Autumn marks the end of the summer seafood season and we must say farewell to such favorites as Alaskan halibut, wild salmon and softshell blue crabs. But the cooler weather DOES offer compensation with the return of Florida stone crab season. Beginning October 15, the delicious stone crab claw season opens to remind us of the changing seasons.
The Florida stone crab, Menippe mercenaria, is found in coastal waters of the western Atlantic, and in greatest abundance along southern Florida and the Gulf of Mexico. It prefers mud or sandy bottoms where the adults conceal themselves from predators by burrowing into the soft bottom. They feed on oysters, other crustaceans, mollusks and polychaete worms, vegetable matter and (occasionally) carrion. Stone crabs are vulnerable to horse conch, grouper, cobia, sea turtles and octopus, as well as eager fishermen.
Stone crab are only 5" - 6" across from tip to tip, but they possess disproportionately large claws (chelae). Even though they are not much larger than a 'whale' sized blue crab, they are deeper bodied, and look far more formidable. They are usually brownish or brownish red in color and their large claws are black tipped. The claws are asymmetrical, with one being larger (the crusher claw) and one smaller (the pincer claw). The claws are used primarily for defense and are not essential for the crab's survival.
Stone crab can live up to eight years, and in that time will go through many molts. Their spawning season goes from spring through summer, but the male must wait for the female to shed her exoskeleton before mating. A true gentleman, the male stone crab will remain with the female after mating to offer her protection until her shell firms up. Stone crab females will spawn between four and six times and lay between 500,000 to 1,000,000 eggs per season.
It is those claws, and the succulent meat they contain, that makes the stone crab such a prized catch. Female stone crabs are larger than males, but the males have the larger claws. Stone crabs have an interesting defense mechanism, but one that certainly aids their survival. When threatened by a predator, stone crabs can actually lose the limb by which they are grabbed. Although such a loss would probably spell the death of a higher life form, the stone crab simply grows a new limb. This process takes about a year.
Fishing for stone crab is done by laying baited traps, called 'pots' which the crabs simply crawl into in search of food. The traps can be made of wire, wood or plastic and are anchored to the bottom and tethered to a floating buoy. When harvesting, the crusher claw is removed at the first knuckle and the live crab is returned to the ocean. Although the crab can live with both claws removed, mortality is increased and this practice is frowned upon by responsible fishermen. Although the crab will re-grow its missing claw, it will not grow back to the same size as its original. Crabs that are harvested more than once are known as 'retreads'. It is estimated that a full 13% of all harvested claws are 'retreads'.

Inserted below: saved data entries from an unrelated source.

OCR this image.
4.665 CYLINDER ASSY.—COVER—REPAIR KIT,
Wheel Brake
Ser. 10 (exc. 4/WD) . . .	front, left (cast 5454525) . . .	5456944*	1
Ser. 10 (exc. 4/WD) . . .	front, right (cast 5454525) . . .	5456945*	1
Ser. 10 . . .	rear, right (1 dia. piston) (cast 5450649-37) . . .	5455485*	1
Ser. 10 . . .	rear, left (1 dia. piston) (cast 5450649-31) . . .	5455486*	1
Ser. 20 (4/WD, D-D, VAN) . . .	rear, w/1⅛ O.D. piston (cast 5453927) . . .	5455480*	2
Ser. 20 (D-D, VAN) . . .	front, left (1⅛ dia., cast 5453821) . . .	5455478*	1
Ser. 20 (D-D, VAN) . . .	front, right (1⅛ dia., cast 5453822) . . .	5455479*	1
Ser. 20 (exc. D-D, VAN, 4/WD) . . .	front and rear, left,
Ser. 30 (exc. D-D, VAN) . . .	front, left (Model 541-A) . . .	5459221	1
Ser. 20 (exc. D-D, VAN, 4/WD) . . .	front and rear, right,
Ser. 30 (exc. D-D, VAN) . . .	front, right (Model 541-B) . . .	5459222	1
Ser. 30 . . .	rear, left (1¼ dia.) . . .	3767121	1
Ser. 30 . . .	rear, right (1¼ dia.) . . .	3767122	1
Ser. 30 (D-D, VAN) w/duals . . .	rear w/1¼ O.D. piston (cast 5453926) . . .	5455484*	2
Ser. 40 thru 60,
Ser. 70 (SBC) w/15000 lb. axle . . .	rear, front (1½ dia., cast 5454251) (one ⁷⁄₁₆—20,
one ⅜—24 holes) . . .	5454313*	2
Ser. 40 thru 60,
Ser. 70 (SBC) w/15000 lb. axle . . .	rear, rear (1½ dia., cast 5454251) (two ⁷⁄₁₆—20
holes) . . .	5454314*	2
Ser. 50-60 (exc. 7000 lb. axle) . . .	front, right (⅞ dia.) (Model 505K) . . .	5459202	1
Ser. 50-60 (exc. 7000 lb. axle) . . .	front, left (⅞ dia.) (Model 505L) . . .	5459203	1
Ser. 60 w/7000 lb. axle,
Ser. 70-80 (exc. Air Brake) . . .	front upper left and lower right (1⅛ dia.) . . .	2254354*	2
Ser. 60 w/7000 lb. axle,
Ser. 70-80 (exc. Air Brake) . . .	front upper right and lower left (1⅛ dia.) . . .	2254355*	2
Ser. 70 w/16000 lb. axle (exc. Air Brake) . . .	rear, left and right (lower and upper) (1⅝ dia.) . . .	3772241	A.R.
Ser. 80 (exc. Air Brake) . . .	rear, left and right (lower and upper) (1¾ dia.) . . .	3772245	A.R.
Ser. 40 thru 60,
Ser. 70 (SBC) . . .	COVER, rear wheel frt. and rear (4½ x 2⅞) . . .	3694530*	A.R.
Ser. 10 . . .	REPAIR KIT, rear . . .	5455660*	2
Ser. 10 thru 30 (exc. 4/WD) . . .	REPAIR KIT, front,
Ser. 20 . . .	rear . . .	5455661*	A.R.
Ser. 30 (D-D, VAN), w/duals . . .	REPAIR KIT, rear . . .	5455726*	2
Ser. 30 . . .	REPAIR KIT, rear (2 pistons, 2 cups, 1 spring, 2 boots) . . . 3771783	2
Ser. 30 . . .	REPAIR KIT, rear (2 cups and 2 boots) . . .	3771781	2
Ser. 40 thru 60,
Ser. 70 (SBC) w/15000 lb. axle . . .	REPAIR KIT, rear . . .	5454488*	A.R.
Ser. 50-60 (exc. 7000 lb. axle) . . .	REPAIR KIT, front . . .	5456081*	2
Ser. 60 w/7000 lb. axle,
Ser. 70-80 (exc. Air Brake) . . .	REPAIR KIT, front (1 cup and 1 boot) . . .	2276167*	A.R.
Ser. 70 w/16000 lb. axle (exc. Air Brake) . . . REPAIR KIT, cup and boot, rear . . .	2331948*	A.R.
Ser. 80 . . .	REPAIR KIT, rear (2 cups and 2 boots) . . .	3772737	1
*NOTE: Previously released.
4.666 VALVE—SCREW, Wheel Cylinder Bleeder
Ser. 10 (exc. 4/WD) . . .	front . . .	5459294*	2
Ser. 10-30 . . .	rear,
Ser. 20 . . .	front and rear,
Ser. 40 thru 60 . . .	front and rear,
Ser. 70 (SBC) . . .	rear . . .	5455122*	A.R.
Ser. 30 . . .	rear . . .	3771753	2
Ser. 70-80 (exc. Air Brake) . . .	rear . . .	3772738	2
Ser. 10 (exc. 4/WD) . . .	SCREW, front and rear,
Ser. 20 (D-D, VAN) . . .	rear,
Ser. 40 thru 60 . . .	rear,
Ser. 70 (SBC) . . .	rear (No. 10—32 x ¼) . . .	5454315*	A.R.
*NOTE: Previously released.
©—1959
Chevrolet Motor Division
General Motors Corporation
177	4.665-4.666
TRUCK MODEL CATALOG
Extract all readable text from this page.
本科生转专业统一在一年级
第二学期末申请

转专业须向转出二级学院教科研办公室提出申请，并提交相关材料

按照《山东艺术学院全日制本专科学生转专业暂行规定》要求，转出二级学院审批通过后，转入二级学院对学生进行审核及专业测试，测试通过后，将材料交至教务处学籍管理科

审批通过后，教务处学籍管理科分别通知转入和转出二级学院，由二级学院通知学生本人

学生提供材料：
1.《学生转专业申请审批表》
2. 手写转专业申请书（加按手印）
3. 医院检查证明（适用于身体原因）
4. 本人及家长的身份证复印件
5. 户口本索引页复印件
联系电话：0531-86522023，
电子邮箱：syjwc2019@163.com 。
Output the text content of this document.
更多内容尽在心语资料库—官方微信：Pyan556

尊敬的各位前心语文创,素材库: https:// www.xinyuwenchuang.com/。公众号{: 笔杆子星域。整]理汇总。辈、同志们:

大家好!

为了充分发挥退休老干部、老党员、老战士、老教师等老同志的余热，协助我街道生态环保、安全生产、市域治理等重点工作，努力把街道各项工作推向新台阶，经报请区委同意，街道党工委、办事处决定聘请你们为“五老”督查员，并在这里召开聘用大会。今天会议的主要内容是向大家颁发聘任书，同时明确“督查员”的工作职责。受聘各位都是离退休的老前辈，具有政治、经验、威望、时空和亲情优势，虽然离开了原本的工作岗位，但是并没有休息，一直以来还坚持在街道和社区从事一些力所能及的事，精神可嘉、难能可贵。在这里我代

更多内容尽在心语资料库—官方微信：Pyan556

When handling a stone crab, a healthy respect must be paid to those claws. Consider that the favorite prey of the stone crab is the oyster, whose shell it crushes with seemingly little effort. In fact, those crusher claws can generate a force of 19,000 pounds of pressure per square inch. Imagine what that would do to a human finger!
Fishermen weigh their day's catch and the claws are immediately cooked, then chilled and shipped. If stone crabs claws are frozen without cooking, the meat tends to stick to the shells.
Because stone crab are not killed when harvesting their claws, and because the Florida stone crab fishery has been managed in a sustainable fashion, they are considered a Best Choice by the Monterey Bay Aquarium and a product recommended for consumption.
Florida stone crab is delicious, and is a good low-fat choice for protein. They are high in selenium, vitamin B-6 and magnesium. Enjoy this tasty, healthy and guilt free seafood while you can. Because even though the season is just beginning, it won't be long before we're awaiting the re-birth of spring and the return of our summer favorites.